Nestled on 41 wooded acres in Lake Forest, this private Catholic girls’ college preparatory and boarding school requires every one of its 180 students to complete 70 hours of community service before graduation. As part of a network of Sacred Heart schools in the United States, its education and service work are based around 5 goals: a personal and active faith in God, a deep respect for intellectual values, a social awareness that impels to action, the building of community with Christian values, and personal growth in an atmosphere of wise freedom.

“Sacred Heart’s mission from the 1800s informs us today, and helps to restore hope,” says Head of School Gerry Grossman. “Our goal is to educate young women to lead others, to be attentive to the poor, to study injustice, and to create action to help people in need and learn from them.
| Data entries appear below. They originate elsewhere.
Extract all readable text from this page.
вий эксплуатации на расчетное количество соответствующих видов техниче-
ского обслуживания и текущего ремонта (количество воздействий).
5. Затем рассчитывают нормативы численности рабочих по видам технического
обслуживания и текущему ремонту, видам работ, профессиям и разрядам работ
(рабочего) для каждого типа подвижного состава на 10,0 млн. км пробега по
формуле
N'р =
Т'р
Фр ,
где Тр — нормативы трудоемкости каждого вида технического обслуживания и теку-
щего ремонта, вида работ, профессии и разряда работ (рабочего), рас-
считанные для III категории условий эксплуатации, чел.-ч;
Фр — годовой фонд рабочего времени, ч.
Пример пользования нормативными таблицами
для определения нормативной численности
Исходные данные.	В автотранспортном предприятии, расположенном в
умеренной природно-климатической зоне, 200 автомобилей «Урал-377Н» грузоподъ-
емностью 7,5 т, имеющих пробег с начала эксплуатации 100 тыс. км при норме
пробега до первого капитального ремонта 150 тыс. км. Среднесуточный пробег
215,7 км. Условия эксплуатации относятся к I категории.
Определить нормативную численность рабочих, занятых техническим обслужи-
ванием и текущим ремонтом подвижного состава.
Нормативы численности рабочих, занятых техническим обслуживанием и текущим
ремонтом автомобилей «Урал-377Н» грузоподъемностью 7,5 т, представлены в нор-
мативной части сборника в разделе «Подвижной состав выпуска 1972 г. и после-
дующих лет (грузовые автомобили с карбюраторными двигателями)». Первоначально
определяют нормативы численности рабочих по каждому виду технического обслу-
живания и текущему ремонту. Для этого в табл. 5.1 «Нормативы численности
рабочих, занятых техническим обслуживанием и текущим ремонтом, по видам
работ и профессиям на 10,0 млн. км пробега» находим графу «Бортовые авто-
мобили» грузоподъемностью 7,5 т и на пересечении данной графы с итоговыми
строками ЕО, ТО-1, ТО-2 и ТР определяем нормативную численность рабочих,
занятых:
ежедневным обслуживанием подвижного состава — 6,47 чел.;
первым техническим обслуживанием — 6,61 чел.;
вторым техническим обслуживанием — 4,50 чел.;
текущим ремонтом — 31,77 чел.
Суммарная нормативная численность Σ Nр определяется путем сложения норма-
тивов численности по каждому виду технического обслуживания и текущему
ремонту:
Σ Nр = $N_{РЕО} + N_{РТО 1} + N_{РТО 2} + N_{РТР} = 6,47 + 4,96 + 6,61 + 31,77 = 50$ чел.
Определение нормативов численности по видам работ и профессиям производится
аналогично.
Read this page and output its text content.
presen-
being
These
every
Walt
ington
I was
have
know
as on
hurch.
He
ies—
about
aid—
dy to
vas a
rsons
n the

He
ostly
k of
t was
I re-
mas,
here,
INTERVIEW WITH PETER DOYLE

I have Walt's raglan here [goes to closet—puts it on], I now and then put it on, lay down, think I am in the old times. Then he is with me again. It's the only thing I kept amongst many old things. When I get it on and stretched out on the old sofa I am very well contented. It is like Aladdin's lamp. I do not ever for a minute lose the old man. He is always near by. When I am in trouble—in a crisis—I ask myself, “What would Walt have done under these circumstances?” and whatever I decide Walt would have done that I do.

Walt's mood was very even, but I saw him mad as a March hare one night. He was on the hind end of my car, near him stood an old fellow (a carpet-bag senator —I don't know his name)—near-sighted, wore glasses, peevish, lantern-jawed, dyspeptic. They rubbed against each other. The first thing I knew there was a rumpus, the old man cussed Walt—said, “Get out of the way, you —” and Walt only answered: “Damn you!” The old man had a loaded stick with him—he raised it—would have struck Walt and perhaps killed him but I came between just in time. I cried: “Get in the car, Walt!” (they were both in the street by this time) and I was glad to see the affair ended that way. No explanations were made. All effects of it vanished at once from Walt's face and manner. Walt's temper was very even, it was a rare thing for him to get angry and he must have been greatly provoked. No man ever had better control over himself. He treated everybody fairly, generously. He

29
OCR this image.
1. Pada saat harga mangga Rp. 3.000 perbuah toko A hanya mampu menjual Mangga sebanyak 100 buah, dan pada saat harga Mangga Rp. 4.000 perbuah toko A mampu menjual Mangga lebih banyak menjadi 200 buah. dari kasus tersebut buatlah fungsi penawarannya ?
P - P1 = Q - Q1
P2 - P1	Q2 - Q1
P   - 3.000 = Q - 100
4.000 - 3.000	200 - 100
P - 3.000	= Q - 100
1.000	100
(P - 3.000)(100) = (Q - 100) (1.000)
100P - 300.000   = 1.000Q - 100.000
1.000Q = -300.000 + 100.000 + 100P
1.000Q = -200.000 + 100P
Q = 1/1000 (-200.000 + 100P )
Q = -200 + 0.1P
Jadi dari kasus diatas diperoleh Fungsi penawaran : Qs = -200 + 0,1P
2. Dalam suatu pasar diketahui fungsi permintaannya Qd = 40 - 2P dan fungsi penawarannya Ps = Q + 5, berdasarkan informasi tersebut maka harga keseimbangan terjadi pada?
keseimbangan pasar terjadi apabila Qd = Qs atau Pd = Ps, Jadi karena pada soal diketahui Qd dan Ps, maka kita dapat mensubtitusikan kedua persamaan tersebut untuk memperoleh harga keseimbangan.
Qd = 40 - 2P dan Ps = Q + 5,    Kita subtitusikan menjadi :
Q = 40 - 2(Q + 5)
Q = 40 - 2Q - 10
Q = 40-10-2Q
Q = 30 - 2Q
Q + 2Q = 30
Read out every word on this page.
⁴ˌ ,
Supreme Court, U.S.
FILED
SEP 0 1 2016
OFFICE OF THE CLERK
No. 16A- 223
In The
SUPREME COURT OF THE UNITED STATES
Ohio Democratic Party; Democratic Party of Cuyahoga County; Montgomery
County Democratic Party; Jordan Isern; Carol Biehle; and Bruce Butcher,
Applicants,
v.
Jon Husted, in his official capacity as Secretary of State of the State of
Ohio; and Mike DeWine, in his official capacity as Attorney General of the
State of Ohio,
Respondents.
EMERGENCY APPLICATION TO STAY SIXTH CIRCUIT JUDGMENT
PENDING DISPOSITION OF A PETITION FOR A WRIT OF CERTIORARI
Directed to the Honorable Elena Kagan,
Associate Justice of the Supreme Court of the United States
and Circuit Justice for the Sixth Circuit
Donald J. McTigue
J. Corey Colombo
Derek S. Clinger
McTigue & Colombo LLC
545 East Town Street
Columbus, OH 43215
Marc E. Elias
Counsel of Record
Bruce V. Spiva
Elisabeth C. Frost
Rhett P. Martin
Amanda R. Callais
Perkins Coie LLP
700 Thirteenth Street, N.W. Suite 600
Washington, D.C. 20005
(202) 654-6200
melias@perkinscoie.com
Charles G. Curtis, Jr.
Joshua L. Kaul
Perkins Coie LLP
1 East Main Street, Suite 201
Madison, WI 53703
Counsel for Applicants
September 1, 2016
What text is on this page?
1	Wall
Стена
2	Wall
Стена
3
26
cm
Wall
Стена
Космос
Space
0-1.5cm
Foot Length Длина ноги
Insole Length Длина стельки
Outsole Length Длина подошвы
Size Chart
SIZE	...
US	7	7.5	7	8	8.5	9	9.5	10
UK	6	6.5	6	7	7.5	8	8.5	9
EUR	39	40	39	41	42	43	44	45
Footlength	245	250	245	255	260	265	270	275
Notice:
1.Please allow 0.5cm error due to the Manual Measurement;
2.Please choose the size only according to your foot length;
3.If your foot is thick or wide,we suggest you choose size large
The girls learn to have a responsibility to justice, peace, and equity for all.”

The focus on service at Woodlands Academy often makes an impact on its students that stays with them throughout their lives, as evidenced at the annual spring Congé fundraiser, where parents and alums gather to raise money for scholarships for girls in need with great academic merit.

“It’s here that people show their continued faith and belief in the school and its mission,” says Tami Rocha, events coordinator at Woodlands Academy.

A commitment to service

The approach that Woodlands Academy of the Sacred Heart takes towards service work, brings to mind a quote from Gandhi: “The best way to find yourself is to lose yourself in the service of others.”

“Woodlands treats service as a community project, to be together and enjoy each other while we do service together,” McCarthy says. “It’s really its own lifestyle.”

MAD-woodlands-academy-playing

Service is more than just a requirement at Woodlands Academy—it is a way of life, and the commitment the girls make to serve others is one that they hold onto long past high-school graduation.

Woodlands Academy by the numbers

  • More than 6,500 combined hours of service are completed by Woodlands Academy students each year.
  • 70 hours—the minimum required number of service hours for each student over the course of the 4 years (though many students volunteer much more than that).
  • 180 girls attend Woodlands Academy each year.